Proof of Stake (PoS)
In the early days of Bitcoin’s emergence, developers proposed Proof of Stake (PoS) as an optimal solution to replace PoW in 2011. In this system, the concept of mining tools, specialized hardware, or large energy consumption is non-existent. The only thing miners need is a regular PC.
In fact, miners still need to invest in many other things. It’s resources from within (cryptocurrencies). That is, miners need to have a minimum amount of money to qualify for the Stakes. The money was locked in a wallet and the miner couldn’t move it while in stakes. That’s why so far, PoS has only been deployed with small cryptocurrencies.
in PoS, the blocks are confirmed according to the share ratio of the participants. The valid validator of each block (minter) is determined by the share ratio of the cryptocurrency rather than by the amount of calculated power allocated. Each PoS consensus algorithm system can perform the algorithm in a variety of ways, as long as the Blockchain is secured by a random fake voting process based on a simple review of the node and how long the coin is locked or deposited (coin age) with a random coefficient.
In the near future, developers will run PoS testing on a large scale (Casper) in a series of upgrades to the Ethereum network (collectively known as Ethereum 2.0).
Delegated Proof of Stake (DPoS)
The way DPoS works is similar to PoS. But instead of making a deposit in advance, the network will implement a voting algorithm for a group of people who are entitled to confirm the transaction.
To ensure fairness and transparency, DPoS will regularly be subject to voting and constantly changing the system to ensure the selected individuals are honest.
In other words, a Blockchain using DPoS will rely on a voting system. In it, the owners of the shares will hand over their work to a third party. That is, they can elect a number of representatives (witnesses) to perform the network security work on their behalf. They have a responsibility to reach a consensus when creating and validating new blocks.
Voting rights correspond to the percentage of users and the voting system varies from project to project. Each representative will present a separate proposal when they ask to receive a vote. The rewards that the representative receives will be divided proportionally among those who voted for them.
by the DPoS Algorithm to create a voting system that directly depends on the credibility and reputation of the representatives. If one node is elected but is not working effectively and there is misbehavior, it will be quickly expelled and replaced by another node.

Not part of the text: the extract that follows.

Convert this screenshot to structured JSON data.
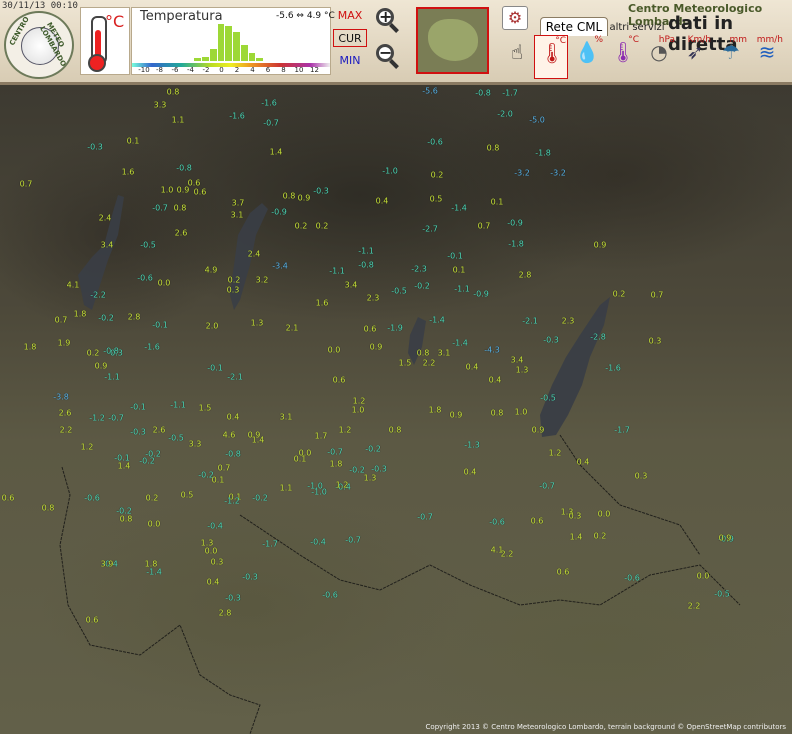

In addition to the three typical algorithms mentioned above, networks also use other algorithms to maintain consensus, such as Delayed Proof of Work, Leased Proof of Stake, Proof of Authority, Proof of Burn, Hybrid PoW/ PoS …
See also: Cryptocurrencies And Stocks. What Are The Differences?
Conclusion
Consensus algorithms are important for the operation of decentralized systems. It helps strengthen cryptocurrency (Blockchain) systems and allows developers to run nodes on a decentralized system.